In Becky's joyful, childlike simplicity, humility and love we see a picture of what we all should be spiritually, in Christ. Her world is not like the world at large, nor is it the world of every mentally handicapped person. Nevertheless it does really exist in its unique love, joy, harmony and goodness. As such it points to the eternal home intended by God for us men. That eternal home is like Becky's world yet incomparably better, for "Eye has not seen, nor ear heard, nor have entered into the heart of man the things which God has prepared for those who love Him" (I Corinthians 2:9). We who belong to Him now will live there forever with our Creator and adoptive Father in each other's love made perfect in Christ's holiness.

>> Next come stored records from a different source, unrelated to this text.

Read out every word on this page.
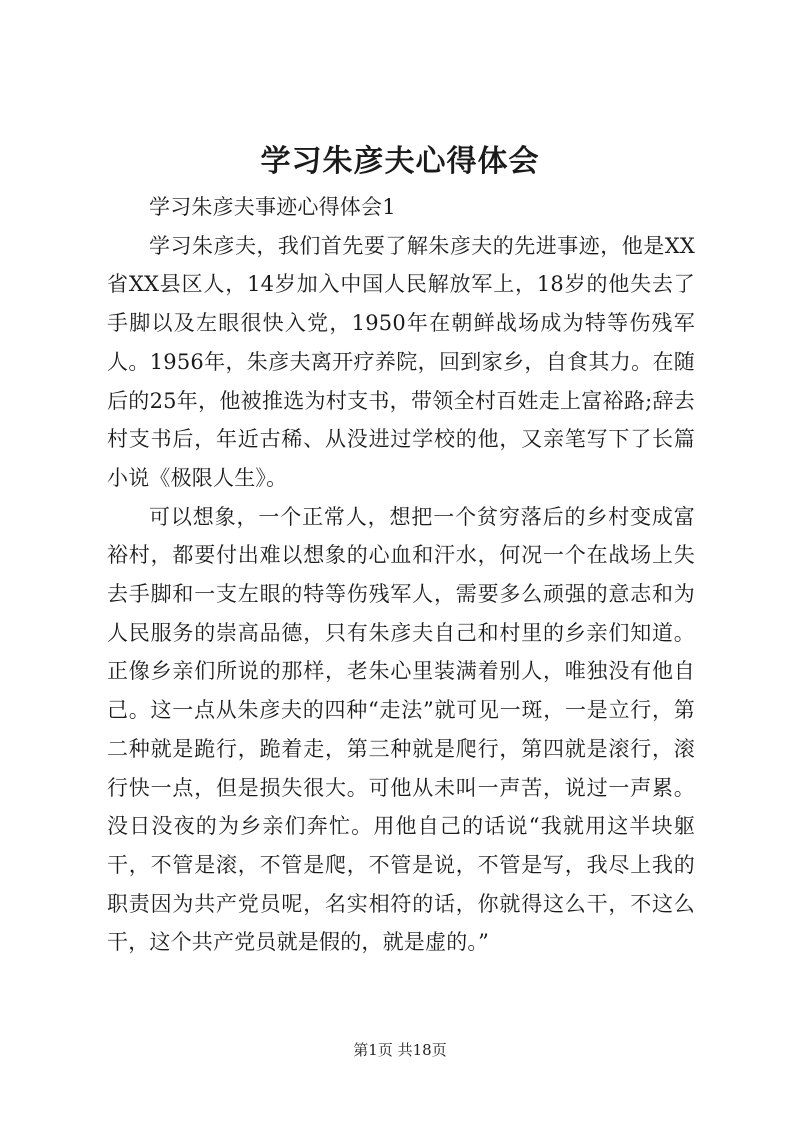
学习朱彦夫心得体会

学习朱彦夫事迹心得体会1

学习朱彦夫，我们首先要了解朱彦夫的先进事迹，他是XX省XX县区人，14岁加入中国人民解放军上，18岁的他失去了手脚以及左眼很快入党，1950年在朝鲜战场成为特等伤残军人。1956年，朱彦夫离开疗养院，回到家乡，自食其力。在随后的25年，他被推选为村支书，带领全村百姓走上富裕路;辞去村支书后，年近古稀、从没进过学校的他，又亲笔写下了长篇小说《极限人生》。

可以想象，一个正常人，想把一个贫穷落后的乡村变成富裕村，都要付出难以想象的心血和汗水，何况一个在战场上失去手脚和一支左眼的特等伤残军人，需要多么顽强的意志和为人民服务的崇高品德，只有朱彦夫自己和村里的乡亲们知道。正像乡亲们所说的那样，老朱心里装满着别人，唯独没有他自己。这一点从朱彦夫的四种“走法”就可见一斑，一是立行，第二种就是跪行，跪着走，第三种就是爬行，第四就是滚行，滚行快一点，但是损失很大。可他从未叫一声苦，说过一声累。没日没夜的为乡亲们奔忙。用他自己的话说“我就用这半块躯干，不管是滚，不管是爬，不管是说，不管是写，我尽上我的职责因为共产党员呢，名实相符的话，你就得这么干，不这么干，这个共产党员就是假的，就是虚的。”

第1页 共18页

In that world there will be no more sickness or pain, abolished along with sin and all its effects. The goal of God's original creation is just this. We cannot guarantee that Becky's world here and now will be safe from the lust and violence of evil strangers exploiting her innocent love. From God's eternal, restored and perfected Paradise, however, all evil "strangers" will be banished forever.
Note: For earlier lessons learned from and through her daughter in the past, see Ellen Myers' articles "The Mentally Retarded--The Least of Our Brethren" and "Special Education Lessons from the Biblical Creation Perspective" in CSSH Quarterly, Vol. VII, No. 1 (Fall 1984).